The New Normal

Transitioning to—What?

Transitioning to—What?

As Zadie Smith writes in The New York Review of Books in an April 3, 2014 article entitled “Elegy for a Country’s Seasons”:

Sing an elegy for the washed away! For the cycles of life, for the saltwater marshes, the houses, the humans—whole islands of humans. Going, going, gone!

There is little doubt that our earth is changing, such that the next generation may not recognize the patterns that make for our own daily existence. Glaciers will be all but gone. Tornadoes, polar vortexes, hurricanes, typhoons, and giant storm cells will cover new parts of the globe. I for one will not say authoritatively that we are at fault or that we can prevent or even mitigate it, but I will try to do my part as if we can.

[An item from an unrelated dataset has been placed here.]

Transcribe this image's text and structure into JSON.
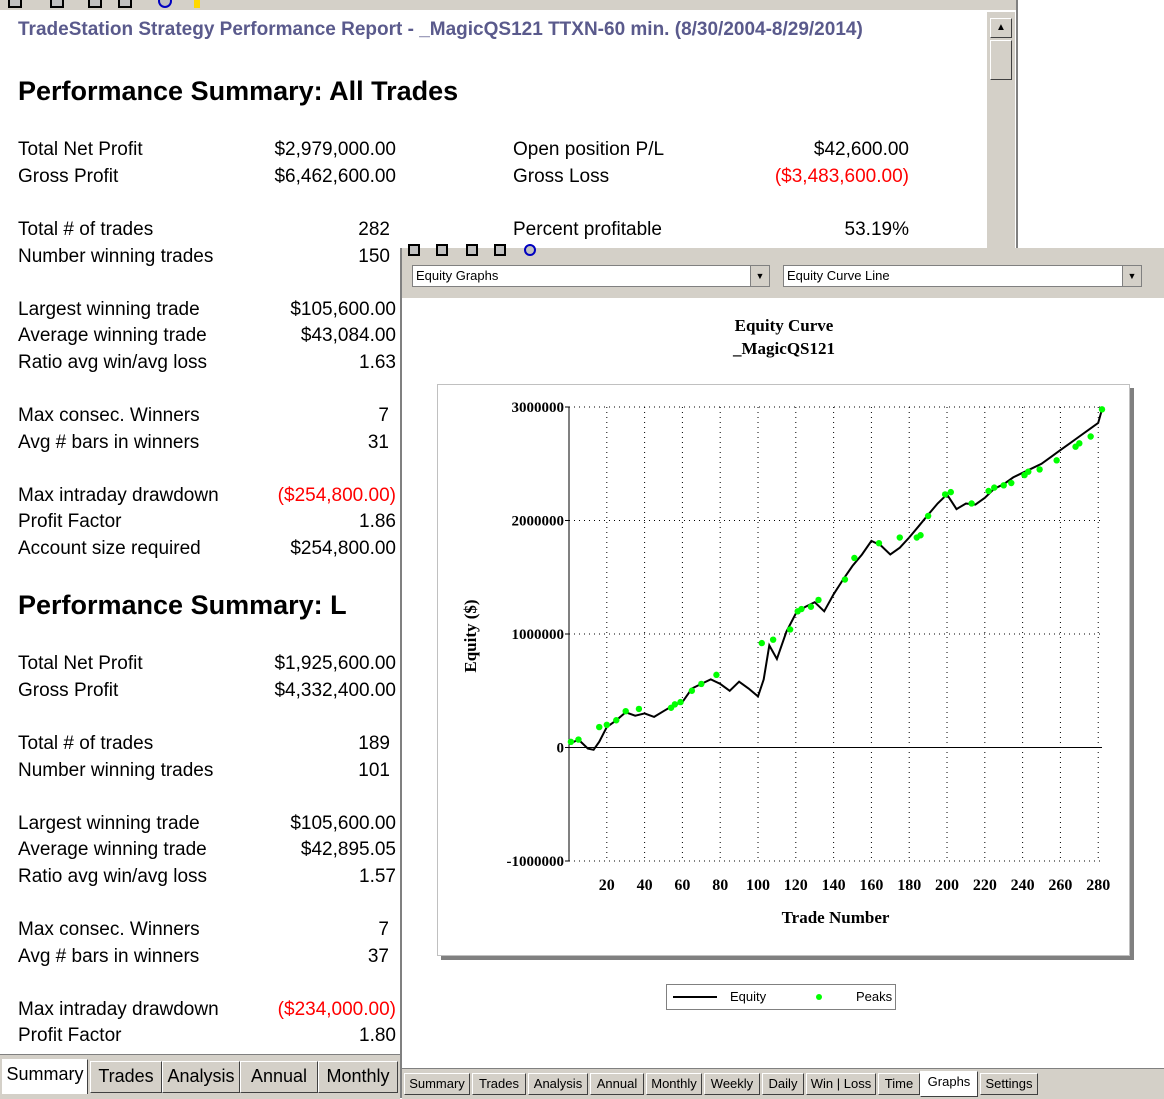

I do not profess to understand the psyche of climate change deniers. Suffice it to say that they will change their minds soon or die wrapped in a veil of profoundest ignorance. This actually has nothing to do with politics: It’s about the Earth, Our Mother. She’s entering a menopausal phase that will affect virtually everyone on the planet.

Zadie Smith continues:

Oh, what have we done! It’s a biblical question, and we do not seem to be able to pull ourselves out of its familiar—essentially religious—cycle of shame, denial, and self-flagellation. That is why (I shall tell my granddaughter) the apocalyptic scenarios did not help—the terrible truth is that we had a profound, historical attraction to apocalypse. In the end, the only thing that could create the necessary traction in our minds was the intimate loss of the things we loved.

Have we as a species ever turned our back on a powerful new technology? I can think of only a single example: When 16th Century Portuguese traders tried to sell the Japanese rifles, the Samurai opted to stick instead with their swords. Their whole military culture was predicated on the blade and their knowledge of how to wield it.

Maybe we should have stuck with the horse.